Di masa pertumbuhan, orang tua harus memperhatikan asupan makanan anaknya. Pasalnya ketika masa kanak-kanak, nutrisi yang lengkap menjadi pendukung tumbuh kembangnya.

Salah satu cara untuk memenuhi kebutuhan nutrisi si kecil adalah dengan memberikannya asupan sayur dan buah. Tapi, sebaiknya sayur dan buah yang diberikan harus dalam bentuk utuh dan enggak dijus ya!

American Academy of Pediatrics (AAP) telah memperbarui rekomendasinya mengenai konsumsi jus buah pada anak kecil. AAP sebelumnya menyarankan orang tua untuk menghindari memberi anak-anak mereka jus buah saat usianya sudah memasuki 6 bulan, namun kini AAP mengatakan bahwa anak boleh mengonsumsi jus di usia satu tahun.

Hal ini bukan tanpa alasan, kini banyak sekali kasus obesitas global dan juga jus buah diklaim menjadi penyebab gigi berlubang. Dengan begitu, AAP menyatakan bahwa bayi tak boleh minum jus buah sampai usia satu tahun.

Jus buah telah dianggap sebagai minuman sehat. Buah adalah bagian umum dari makanan anak, dan banyak orang tua mungkin bertanya-tanya mengapa jus buah tak dapat dikonsumsi si kecil saat belum berusia satu tahun.
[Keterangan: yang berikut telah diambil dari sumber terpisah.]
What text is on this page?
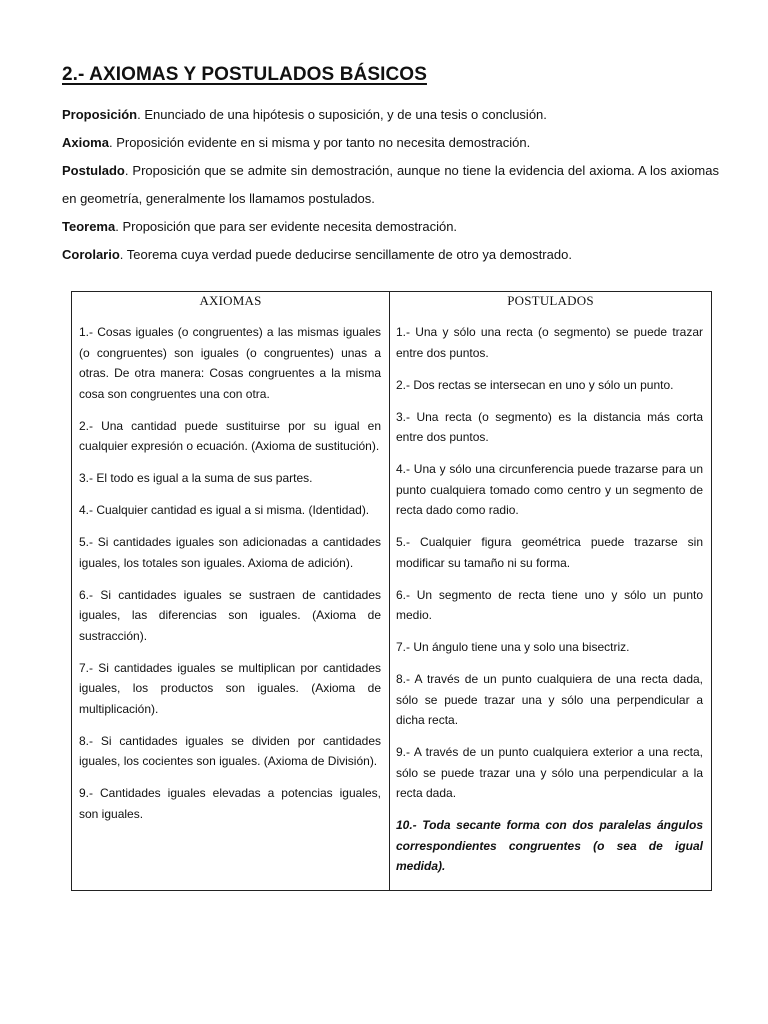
2.- AXIOMAS Y POSTULADOS BÁSICOS

Proposición. Enunciado de una hipótesis o suposición, y de una tesis o conclusión.

Axioma. Proposición evidente en si misma y por tanto no necesita demostración.

Postulado. Proposición que se admite sin demostración, aunque no tiene la evidencia del axioma. A los axiomas en geometría, generalmente los llamamos postulados.

Teorema. Proposición que para ser evidente necesita demostración.

Corolario. Teorema cuya verdad puede deducirse sencillamente de otro ya demostrado.

AXIOMAS
1.- Cosas iguales (o congruentes) a las mismas iguales (o congruentes) son iguales (o congruentes) unas a otras. De otra manera: Cosas congruentes a la misma cosa son congruentes una con otra.
2.- Una cantidad puede sustituirse por su igual en cualquier expresión o ecuación. (Axioma de sustitución).
3.- El todo es igual a la suma de sus partes.
4.- Cualquier cantidad es igual a si misma. (Identidad).
5.- Si cantidades iguales son adicionadas a cantidades iguales, los totales son iguales. Axioma de adición).
6.- Si cantidades iguales se sustraen de cantidades iguales, las diferencias son iguales. (Axioma de sustracción).
7.- Si cantidades iguales se multiplican por cantidades iguales, los productos son iguales. (Axioma de multiplicación).
8.- Si cantidades iguales se dividen por cantidades iguales, los cocientes son iguales. (Axioma de División).
9.- Cantidades iguales elevadas a potencias iguales, son iguales.
POSTULADOS
1.- Una y sólo una recta (o segmento) se puede trazar entre dos puntos.
2.- Dos rectas se intersecan en uno y sólo un punto.
3.- Una recta (o segmento) es la distancia más corta entre dos puntos.
4.- Una y sólo una circunferencia puede trazarse para un punto cualquiera tomado como centro y un segmento de recta dado como radio.
5.- Cualquier figura geométrica puede trazarse sin modificar su tamaño ni su forma.
6.- Un segmento de recta tiene uno y sólo un punto medio.
7.- Un ángulo tiene una y solo una bisectriz.
8.- A través de un punto cualquiera de una recta dada, sólo se puede trazar una y sólo una perpendicular a dicha recta.
9.- A través de un punto cualquiera exterior a una recta, sólo se puede trazar una y sólo una perpendicular a la recta dada.
10.- Toda secante forma con dos paralelas ángulos correspondientes congruentes (o sea de igual medida).
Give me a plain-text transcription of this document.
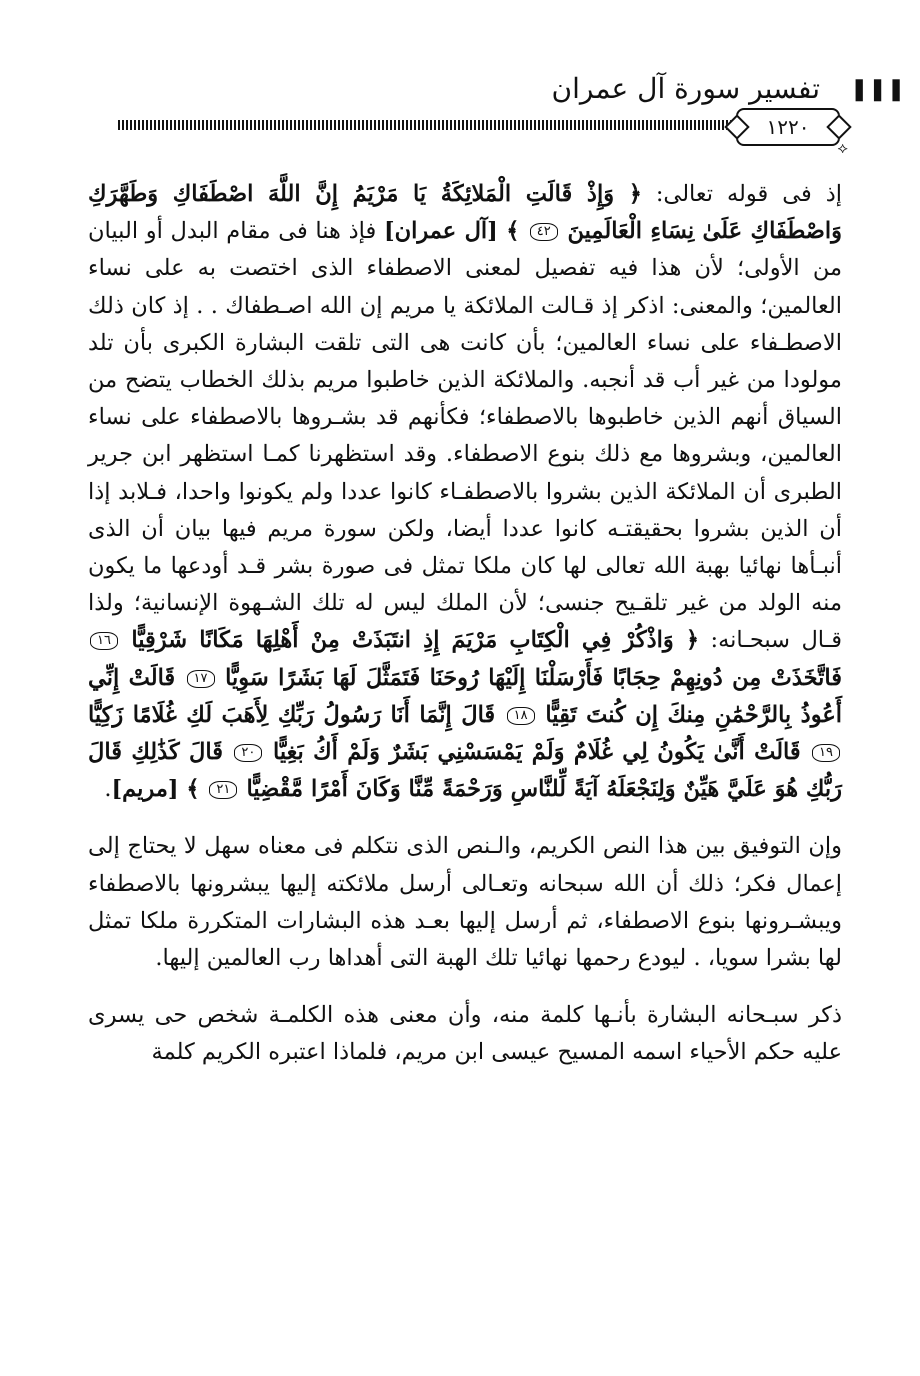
تفسير سورة آل عمران ❚❚❚
١٢٢٠
⟡

إذ فى قوله تعالى: ﴿ وَإِذْ قَالَتِ الْمَلائِكَةُ يَا مَرْيَمُ إِنَّ اللَّهَ اصْطَفَاكِ وَطَهَّرَكِ وَاصْطَفَاكِ عَلَىٰ نِسَاءِ الْعَالَمِينَ ٤٢ ﴾ [آل عمران] فإذ هنا فى مقام البدل أو البيان من الأولى؛ لأن هذا فيه تفصيل لمعنى الاصطفاء الذى اختصت به على نساء العالمين؛ والمعنى: اذكر إذ قـالت الملائكة يا مريم إن الله اصـطفاك . . إذ كان ذلك الاصطـفاء على نساء العالمين؛ بأن كانت هى التى تلقت البشارة الكبرى بأن تلد مولودا من غير أب قد أنجبه. والملائكة الذين خاطبوا مريم بذلك الخطاب يتضح من السياق أنهم الذين خاطبوها بالاصطفاء؛ فكأنهم قد بشـروها بالاصطفاء على نساء العالمين، وبشروها مع ذلك بنوع الاصطفاء. وقد استظهرنا كمـا استظهر ابن جرير الطبرى أن الملائكة الذين بشروا بالاصطفـاء كانوا عددا ولم يكونوا واحدا، فـلابد إذا أن الذين بشروا بحقيقتـه كانوا عددا أيضا، ولكن سورة مريم فيها بيان أن الذى أنبـأها نهائيا بهبة الله تعالى لها كان ملكا تمثل فى صورة بشر قـد أودعها ما يكون منه الولد من غير تلقـيح جنسى؛ لأن الملك ليس له تلك الشـهوة الإنسانية؛ ولذا قـال سبحـانه: ﴿ وَاذْكُرْ فِي الْكِتَابِ مَرْيَمَ إِذِ انتَبَذَتْ مِنْ أَهْلِهَا مَكَانًا شَرْقِيًّا ١٦ فَاتَّخَذَتْ مِن دُونِهِمْ حِجَابًا فَأَرْسَلْنَا إِلَيْهَا رُوحَنَا فَتَمَثَّلَ لَهَا بَشَرًا سَوِيًّا ١٧ قَالَتْ إِنِّي أَعُوذُ بِالرَّحْمَٰنِ مِنكَ إِن كُنتَ تَقِيًّا ١٨ قَالَ إِنَّمَا أَنَا رَسُولُ رَبِّكِ لِأَهَبَ لَكِ غُلَامًا زَكِيًّا ١٩ قَالَتْ أَنَّىٰ يَكُونُ لِي غُلَامٌ وَلَمْ يَمْسَسْنِي بَشَرٌ وَلَمْ أَكُ بَغِيًّا ٢٠ قَالَ كَذَٰلِكِ قَالَ رَبُّكِ هُوَ عَلَيَّ هَيِّنٌ وَلِنَجْعَلَهُ آيَةً لِّلنَّاسِ وَرَحْمَةً مِّنَّا وَكَانَ أَمْرًا مَّقْضِيًّا ٢١ ﴾ [مريم].

وإن التوفيق بين هذا النص الكريم، والـنص الذى نتكلم فى معناه سهل لا يحتاج إلى إعمال فكر؛ ذلك أن الله سبحانه وتعـالى أرسل ملائكته إليها يبشرونها بالاصطفاء ويبشـرونها بنوع الاصطفاء، ثم أرسل إليها بعـد هذه البشارات المتكررة ملكا تمثل لها بشرا سويا، . ليودع رحمها نهائيا تلك الهبة التى أهداها رب العالمين إليها.

ذكر سبـحانه البشارة بأنـها كلمة منه، وأن معنى هذه الكلمـة شخص حى يسرى عليه حكم الأحياء اسمه المسيح عيسى ابن مريم، فلماذا اعتبره الكريم كلمة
Ternyata salah satu masalahnya ada pada jumlah gula yang dikandungnya. Bahkan tanpa gula tambahan, gula dalam buah itu sendiri dapat menyebabkan gigi berlubang jika dikonsumsi dalam bentuk jus lho. Buah utuh (termasuk kulitnya) umumnya lebih tinggi serat, lebih mengenyangkan, dan karena itu merupakan sumber nutrisi yang lebih baik.

Kekhawatiran lain adalah bahwa jus menggantikan air, ASI dan susu formula bagi bayi yang tak menyusui. ASI dan susu formula memiliki nutrisi yang lebih unggul daripada jus dan diformulasikan secara khusus untuk memastikan bayi mendapatkan nutrisi yang tepat. Jika bayi kenyang dengan jus, mereka mungkin tak mengonsumsi cukup kalori atau nutrisi melalui ASI atau susu formula.

Baca Juga: Bukannya Nurut, Ini Dampak Buruk dari Mengancam Anak Moms!

"Bayi tak membutuhkan gula. Bahkan di atas usia 12 bulan, jus buah hanya berfungsi untuk menambahkan gula berlebih ke dalam makanan," ujar Andrew Orr, yang merupakan seorang dokter dan ahli gizi dikutip dari Belly Belly (15/6/2021).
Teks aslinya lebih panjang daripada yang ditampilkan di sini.